In the 2016 political landscape, a pair of the state's political big dogs—Republican Gov. Mike Pence and former Democratic U.S. Sen. Evan Bayh—has potential candidates holding their breath and waiting on them.
Until Pence says otherwise, he's the clear pick for his party for the governor's office. But he's been hinting otherwise, and extensively, in the past few months, with moves that have Washington pundits talking up a possible White House run.
And Bayh, who led the party through its halcyon days in Indiana as a two-term governor and two-term U.S. senator, could possibly win back the Governor's Office or one of the state's two U.S. Senate seats—both of which are on the ballot in 2016—should he decide to return to Indiana politics.
The two have left other ambitious politicians in limbo as they try to determine what their next move should be.
"Everybody likes to keep their options open.
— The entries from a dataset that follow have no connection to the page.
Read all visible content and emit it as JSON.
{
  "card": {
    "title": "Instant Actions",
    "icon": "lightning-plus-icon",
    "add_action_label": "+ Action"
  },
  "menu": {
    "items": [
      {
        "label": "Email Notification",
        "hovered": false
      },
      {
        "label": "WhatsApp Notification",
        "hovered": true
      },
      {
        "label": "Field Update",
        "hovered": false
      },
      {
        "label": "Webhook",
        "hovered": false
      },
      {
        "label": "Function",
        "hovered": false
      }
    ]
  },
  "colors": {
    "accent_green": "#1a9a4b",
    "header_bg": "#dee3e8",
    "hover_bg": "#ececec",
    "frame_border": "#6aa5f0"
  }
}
Some people just have more options than others," said Andrew Downs, director of the Mike Downs Center for Indiana Politics at Indiana University-Purdue University Fort Wayne.
Hammond Mayor Tom McDermott has said he is looking at seeking the Democrats' nod for governor. The party's 2012 nominee, former House Speaker John Gregg, has been campaigning informally but is waiting to make any official declaration of candidacy. On the Republican side, nobody has openly mentioned a run in 2016 out of deference to Pence, but party operatives often talk about House Speaker Brian Bosma and Lt. Gov. Sue Ellspermann as possible candidates.
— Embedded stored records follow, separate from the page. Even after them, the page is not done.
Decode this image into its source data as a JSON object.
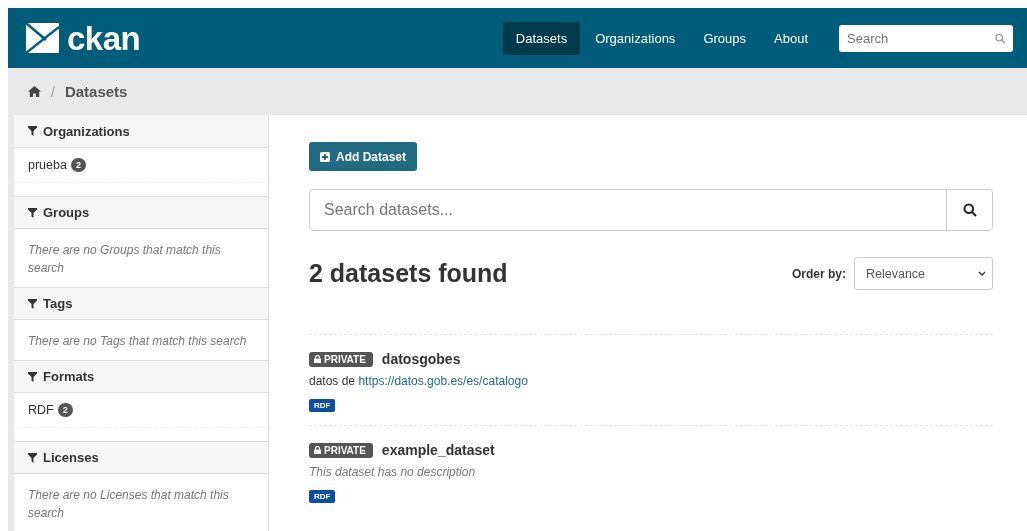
{
  "header": {
    "logo": "ckan",
    "nav": [
      {
        "label": "Datasets",
        "selected": true
      },
      {
        "label": "Organizations",
        "selected": false
      },
      {
        "label": "Groups",
        "selected": false
      },
      {
        "label": "About",
        "selected": false
      }
    ],
    "search": {
      "placeholder": "Search"
    }
  },
  "breadcrumb": {
    "separator": "/",
    "current": "Datasets"
  },
  "facets": [
    {
      "title": "Organizations",
      "items": [
        {
          "label": "prueba",
          "count": "2"
        }
      ]
    },
    {
      "title": "Groups",
      "empty_message": "There are no Groups that match this search"
    },
    {
      "title": "Tags",
      "empty_message": "There are no Tags that match this search"
    },
    {
      "title": "Formats",
      "items": [
        {
          "label": "RDF",
          "count": "2"
        }
      ]
    },
    {
      "title": "Licenses",
      "empty_message": "There are no Licenses that match this search"
    }
  ],
  "add_button": "Add Dataset",
  "dataset_search": {
    "placeholder": "Search datasets..."
  },
  "results_heading": "2 datasets found",
  "order_by": {
    "label": "Order by:",
    "value": "Relevance"
  },
  "datasets": [
    {
      "badge": "PRIVATE",
      "title": "datosgobes",
      "description": {
        "kind": "text",
        "text": "datos de ",
        "link": "https://datos.gob.es/es/catalogo"
      },
      "formats": [
        "RDF"
      ]
    },
    {
      "badge": "PRIVATE",
      "title": "example_dataset",
      "description": {
        "kind": "empty",
        "text": "This dataset has no description"
      },
      "formats": [
        "RDF"
      ]
    }
  ]
}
Big names like Pence and Bayh can generate excitement among each party's base, Downs said, but they also can keep the parties from developing talent further down in the ranks and leave would-be governors and U.S. senators feeling stifled.
Bayh resurrected questions about his ambitions earlier this month when U.S. Attorney Joe Hogsett announced he was stepping down. The move immediately sparked speculation that Hogsett, spurred in large part by Bayh, would run for mayor of Indianapolis. Bayh fueled speculation about his own plans during a rare public appearance in Indianapolis at which he praised Hogsett and fielded questions about his own plans.
The clear prize at stake is the governor's office, but the top of the ticket often ripples through to other offices down-ballot. Downs pointed out that rising stars eyeing the governor's office might look at the U.S. Senate seat, Congress or any series of state offices, depending how the chips fall.
The guessing game has provided plenty of ammunition for both parties. The Indiana Republican Party had an intern do man-on-the street interviews on Indianapolis' Monument Circle last week, carrying photos of Hogsett and Bayh and asking the question: "Do you know this guy?"
The rhetorical point—that voters don't know Hogsett or Bayh—got across easily. But one respondent confused Hogsett with Indianapolis Mayor Greg Ballard, the Republicans' likely pick and potential Hogsett opponent.
The strategy mirrored a website started by the Indiana Democratic Party tracking Pence's travels around the country—and arguing that the governor is more interested in the White House than the Statehouse.
Don't count on any clear answers soon.
Pence, Downs said, could effectively wait to announce a re-election bid until 2016 and be OK but would face pressure from his party to announce his plans earlier than that. Bayh may have to make a decision sooner that, he said, but not by much.